Die Palmen wiegen leicht im Wind, ein paar Surfer oder Skater ziehen vorbei und die Sonne blendet auf diese ganz besondere Weise. Das gibt es so nur im Süden von Kalifornien, das war der erste Gänsehaut-Moment den ich bei meinem ersten L.A.-Besuch 2014 hatte und seitdem musste ich immer wieder nach Los Angeles kommen, mein ganz persönliches gelobtes Land. Ich muss mich wohl der Californication bekennen. Ich bin süchtig nach den Vibes, den Frauen, dem Leben hier. Wenn ich wieder da bin, frage ich mich, warum ich eigentlich noch nicht ausgewandert bin und wenn ich nach einem Trip nach Kalifornien wieder in Deutschland ankomme, frage ich mich das erst recht. Aber eines ist mir heilig: Auf regelmäßigen Reisen dafür zu sorgen, dass der Cali-Entzug meinen Körper und vor allem meine Seele nicht komplett dahinrafft.

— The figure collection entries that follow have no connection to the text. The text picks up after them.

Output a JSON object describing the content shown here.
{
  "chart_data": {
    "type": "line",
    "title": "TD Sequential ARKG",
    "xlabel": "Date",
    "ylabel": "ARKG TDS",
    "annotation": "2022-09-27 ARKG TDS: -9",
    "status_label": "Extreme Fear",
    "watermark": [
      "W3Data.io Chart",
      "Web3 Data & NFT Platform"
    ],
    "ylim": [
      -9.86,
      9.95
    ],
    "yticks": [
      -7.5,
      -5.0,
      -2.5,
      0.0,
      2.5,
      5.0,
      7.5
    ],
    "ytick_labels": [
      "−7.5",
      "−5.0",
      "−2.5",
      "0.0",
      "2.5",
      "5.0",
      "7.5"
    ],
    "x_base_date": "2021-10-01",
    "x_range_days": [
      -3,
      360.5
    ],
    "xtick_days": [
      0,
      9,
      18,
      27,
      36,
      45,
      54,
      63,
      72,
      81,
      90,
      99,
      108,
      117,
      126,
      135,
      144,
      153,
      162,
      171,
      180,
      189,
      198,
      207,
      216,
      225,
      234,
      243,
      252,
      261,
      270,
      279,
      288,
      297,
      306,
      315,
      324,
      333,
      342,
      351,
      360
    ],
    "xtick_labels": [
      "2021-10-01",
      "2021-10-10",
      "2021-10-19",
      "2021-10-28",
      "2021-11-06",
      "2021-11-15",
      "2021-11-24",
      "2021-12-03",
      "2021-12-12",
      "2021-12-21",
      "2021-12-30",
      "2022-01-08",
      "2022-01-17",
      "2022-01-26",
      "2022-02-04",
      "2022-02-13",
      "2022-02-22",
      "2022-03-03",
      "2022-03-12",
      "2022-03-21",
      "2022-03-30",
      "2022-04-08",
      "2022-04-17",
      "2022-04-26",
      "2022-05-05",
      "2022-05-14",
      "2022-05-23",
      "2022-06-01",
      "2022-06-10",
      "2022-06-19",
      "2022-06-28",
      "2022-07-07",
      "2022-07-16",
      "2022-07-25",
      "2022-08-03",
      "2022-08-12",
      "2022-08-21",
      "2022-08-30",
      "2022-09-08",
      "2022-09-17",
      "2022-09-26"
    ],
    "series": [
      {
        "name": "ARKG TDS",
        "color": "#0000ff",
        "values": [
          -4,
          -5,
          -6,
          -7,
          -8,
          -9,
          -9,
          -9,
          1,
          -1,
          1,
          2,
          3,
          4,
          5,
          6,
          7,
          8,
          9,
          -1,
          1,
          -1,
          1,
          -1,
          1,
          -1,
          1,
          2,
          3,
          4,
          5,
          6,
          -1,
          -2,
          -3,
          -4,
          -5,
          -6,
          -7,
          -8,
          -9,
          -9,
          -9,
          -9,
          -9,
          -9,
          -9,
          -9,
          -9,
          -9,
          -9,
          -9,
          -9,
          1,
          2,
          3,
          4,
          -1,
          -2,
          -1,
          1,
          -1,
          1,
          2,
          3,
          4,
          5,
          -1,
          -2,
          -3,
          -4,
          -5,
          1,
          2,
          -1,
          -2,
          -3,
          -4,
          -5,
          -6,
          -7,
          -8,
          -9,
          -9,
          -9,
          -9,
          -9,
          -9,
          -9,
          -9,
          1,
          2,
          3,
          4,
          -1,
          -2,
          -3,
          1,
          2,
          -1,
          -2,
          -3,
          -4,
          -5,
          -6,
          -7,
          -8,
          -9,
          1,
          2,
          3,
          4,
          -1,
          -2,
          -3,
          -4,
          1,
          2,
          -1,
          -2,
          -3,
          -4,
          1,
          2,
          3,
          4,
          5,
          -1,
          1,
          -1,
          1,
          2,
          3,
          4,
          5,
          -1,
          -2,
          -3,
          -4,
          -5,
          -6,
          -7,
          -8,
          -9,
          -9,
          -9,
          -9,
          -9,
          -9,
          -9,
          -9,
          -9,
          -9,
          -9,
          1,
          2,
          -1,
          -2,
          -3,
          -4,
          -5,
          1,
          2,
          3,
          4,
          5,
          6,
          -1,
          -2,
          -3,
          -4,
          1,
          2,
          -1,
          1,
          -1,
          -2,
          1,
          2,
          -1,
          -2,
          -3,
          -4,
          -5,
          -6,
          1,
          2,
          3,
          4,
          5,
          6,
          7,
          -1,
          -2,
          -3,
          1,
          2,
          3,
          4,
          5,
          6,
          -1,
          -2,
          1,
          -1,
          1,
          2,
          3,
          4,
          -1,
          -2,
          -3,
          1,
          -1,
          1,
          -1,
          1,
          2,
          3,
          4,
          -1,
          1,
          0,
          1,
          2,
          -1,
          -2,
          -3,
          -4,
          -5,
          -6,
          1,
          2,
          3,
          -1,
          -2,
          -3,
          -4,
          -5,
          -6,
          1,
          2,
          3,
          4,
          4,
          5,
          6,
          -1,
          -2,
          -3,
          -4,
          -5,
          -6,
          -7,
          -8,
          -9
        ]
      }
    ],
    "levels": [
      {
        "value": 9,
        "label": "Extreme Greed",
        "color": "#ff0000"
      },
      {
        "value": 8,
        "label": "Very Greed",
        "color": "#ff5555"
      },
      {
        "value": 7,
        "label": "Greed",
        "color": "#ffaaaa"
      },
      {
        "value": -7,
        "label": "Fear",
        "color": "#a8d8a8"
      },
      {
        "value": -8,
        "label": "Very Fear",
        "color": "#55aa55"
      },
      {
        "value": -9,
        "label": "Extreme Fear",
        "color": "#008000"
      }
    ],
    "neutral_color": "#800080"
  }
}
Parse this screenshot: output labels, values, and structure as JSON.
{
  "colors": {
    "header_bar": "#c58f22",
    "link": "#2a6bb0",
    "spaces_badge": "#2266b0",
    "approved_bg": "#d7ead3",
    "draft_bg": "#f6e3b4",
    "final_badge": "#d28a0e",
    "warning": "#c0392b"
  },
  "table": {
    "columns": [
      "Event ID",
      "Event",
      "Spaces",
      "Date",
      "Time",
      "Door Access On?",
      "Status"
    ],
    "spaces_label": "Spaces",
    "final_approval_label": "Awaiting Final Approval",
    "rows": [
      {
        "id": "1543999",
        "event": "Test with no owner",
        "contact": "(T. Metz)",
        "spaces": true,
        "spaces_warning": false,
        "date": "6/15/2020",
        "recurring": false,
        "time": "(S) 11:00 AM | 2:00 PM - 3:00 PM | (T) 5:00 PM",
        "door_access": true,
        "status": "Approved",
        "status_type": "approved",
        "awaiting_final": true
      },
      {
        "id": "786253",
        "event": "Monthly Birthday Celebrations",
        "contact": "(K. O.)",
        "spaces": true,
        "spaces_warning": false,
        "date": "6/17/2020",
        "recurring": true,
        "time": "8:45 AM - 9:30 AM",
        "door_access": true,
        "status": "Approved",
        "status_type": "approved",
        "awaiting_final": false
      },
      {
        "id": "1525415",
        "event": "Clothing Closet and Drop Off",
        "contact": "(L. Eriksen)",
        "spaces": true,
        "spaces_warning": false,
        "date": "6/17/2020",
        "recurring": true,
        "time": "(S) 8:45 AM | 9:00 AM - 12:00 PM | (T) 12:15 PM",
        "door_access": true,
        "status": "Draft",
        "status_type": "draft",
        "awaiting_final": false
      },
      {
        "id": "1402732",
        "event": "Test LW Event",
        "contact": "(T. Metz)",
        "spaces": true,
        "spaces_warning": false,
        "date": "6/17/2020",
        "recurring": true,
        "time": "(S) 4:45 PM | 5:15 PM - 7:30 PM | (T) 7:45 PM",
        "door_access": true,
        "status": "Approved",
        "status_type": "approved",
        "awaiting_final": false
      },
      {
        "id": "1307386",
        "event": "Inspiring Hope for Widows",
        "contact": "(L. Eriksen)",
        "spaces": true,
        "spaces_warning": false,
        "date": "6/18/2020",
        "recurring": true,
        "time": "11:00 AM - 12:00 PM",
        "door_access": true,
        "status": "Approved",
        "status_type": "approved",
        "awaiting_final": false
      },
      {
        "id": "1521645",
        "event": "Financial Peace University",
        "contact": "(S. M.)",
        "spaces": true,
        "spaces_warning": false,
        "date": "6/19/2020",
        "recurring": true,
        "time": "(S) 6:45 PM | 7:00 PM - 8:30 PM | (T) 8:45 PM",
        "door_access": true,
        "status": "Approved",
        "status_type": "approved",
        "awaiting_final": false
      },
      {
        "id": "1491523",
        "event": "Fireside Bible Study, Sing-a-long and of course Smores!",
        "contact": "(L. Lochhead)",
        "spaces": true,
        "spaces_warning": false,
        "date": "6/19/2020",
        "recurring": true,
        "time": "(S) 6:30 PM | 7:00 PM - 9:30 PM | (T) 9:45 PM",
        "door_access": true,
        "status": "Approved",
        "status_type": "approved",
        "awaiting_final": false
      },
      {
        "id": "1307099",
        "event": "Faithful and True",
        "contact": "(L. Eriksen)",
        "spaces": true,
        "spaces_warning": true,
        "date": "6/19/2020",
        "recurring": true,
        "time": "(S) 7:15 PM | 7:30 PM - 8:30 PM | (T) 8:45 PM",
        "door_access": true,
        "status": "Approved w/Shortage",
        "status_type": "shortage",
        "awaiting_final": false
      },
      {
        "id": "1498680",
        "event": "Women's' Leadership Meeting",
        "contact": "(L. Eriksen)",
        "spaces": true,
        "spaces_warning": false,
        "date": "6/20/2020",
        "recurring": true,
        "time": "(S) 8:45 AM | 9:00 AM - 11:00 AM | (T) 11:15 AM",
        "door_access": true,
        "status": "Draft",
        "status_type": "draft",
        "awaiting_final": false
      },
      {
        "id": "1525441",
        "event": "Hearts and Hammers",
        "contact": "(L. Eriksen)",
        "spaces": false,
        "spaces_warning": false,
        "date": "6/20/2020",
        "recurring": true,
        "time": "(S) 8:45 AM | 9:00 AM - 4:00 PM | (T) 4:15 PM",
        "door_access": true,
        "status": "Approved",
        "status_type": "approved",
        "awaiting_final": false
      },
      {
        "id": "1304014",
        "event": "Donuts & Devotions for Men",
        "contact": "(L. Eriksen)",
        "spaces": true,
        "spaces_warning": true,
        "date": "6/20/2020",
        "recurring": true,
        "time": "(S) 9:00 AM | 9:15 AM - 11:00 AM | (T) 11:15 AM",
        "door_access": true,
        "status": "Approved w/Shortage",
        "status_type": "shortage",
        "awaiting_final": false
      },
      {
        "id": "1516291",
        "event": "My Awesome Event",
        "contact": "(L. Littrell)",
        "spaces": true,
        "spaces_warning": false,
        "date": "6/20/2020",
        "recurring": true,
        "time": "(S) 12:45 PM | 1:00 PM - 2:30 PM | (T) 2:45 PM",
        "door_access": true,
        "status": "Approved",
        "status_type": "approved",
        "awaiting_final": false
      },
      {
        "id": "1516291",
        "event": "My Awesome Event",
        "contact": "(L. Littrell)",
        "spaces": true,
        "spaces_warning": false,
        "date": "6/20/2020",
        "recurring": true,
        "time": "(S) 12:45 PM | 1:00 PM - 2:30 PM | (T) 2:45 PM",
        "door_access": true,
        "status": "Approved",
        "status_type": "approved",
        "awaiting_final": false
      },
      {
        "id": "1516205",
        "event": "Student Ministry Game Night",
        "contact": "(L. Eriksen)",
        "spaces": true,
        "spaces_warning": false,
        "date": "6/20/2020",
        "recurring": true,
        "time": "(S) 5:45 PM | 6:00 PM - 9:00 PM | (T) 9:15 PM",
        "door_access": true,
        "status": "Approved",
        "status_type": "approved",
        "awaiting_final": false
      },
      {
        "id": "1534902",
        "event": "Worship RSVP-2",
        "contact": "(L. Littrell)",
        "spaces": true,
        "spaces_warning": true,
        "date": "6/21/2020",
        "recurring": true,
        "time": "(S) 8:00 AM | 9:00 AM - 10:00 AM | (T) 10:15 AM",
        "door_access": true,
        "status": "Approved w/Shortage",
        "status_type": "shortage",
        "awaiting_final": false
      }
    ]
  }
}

Ich bin außerdem ein Fan von Fortsetzungsgeschichten. Man kennt die Protagonisten, das Setting, doch Veränderung sorgt dafür, dass es nicht langweilig wird. Und hier knüpfe ich an die Vergangenheit an. Kurzer Rückblick: 2014 unternahm ich einen der schönsten Road Trips, die es gibt, fuhr von San Francisco die Küste entlang nach Los Angeles. Nicht in irgendeinem Auto, sondern dem wohl geeignetsten fahrbaren Untersatz, den man sich für eine solche Unternehmung vorstellen kann: Dem Mercedes-Benz SL500, einer absoluten Hollywood-Ikone. Die Lady auf dem Beifahrersitz wollte schon damals einen Abstecher nach San Diego machen, doch das musste warten.

2016: Die Love-Story geht weiter

Die Lady sitzt schon lange nicht mehr auf dem Beifahrersitz, eine Love-Story schreiben wir trotzdem. Es ist Liebe zur Sache und: Liebe zum Fahrzeug. es ist an der Zeit, den Trip von 2014 fortzusetzen und das mit einem Upgrade: Für den nächsten Teil der Strecke von Los Angeles nach San Diego nehme ich Platz im Mercedes-AMG SL63, der nun nicht nur 585 PS hat, sondern dank einiger Eingriffe ins Design auch deutlich besser aussieht. Böse Geschosssalven des V8 salutieren den Beginn der filmreifen Ausfahrt in Laguna Beach.

Einfach ist einfach zu einfach und es geht ja um das Erlebnis. Also wird nicht – so wie letztes Jahr mit meinem Bruder – die Küstenroute gewählt, sondern ein großzügiger Umweg durch die Berge Kaliforniens. Was dann folgt, ist schwer in Worte zu fassen. Man spricht ja heute von Carporn, von Natureporn. Und all das stimmt. Ich bin mir unsicher, ob ich die Fotos nicht als NSFW kennzeichnen müsste und ein prüfender Blick auf mein eigenes Gesicht im Rückspiegel ließ gewisse orgasmische Tendenzen erkennen. Was da passiert, wenn man sich stundenlang mit einer solchen Fahrmaschine auf den Bergstraßen Kaliforniens austobt, ist aus einer anderen Welt. Ich sag es mal so: Gegen uns war alles andere „slower Traffic“ und das Quietschen der Reifen mischte sich mit dem Road Trip Soundtrack aus den Bang & Olufsen Lautsprechern.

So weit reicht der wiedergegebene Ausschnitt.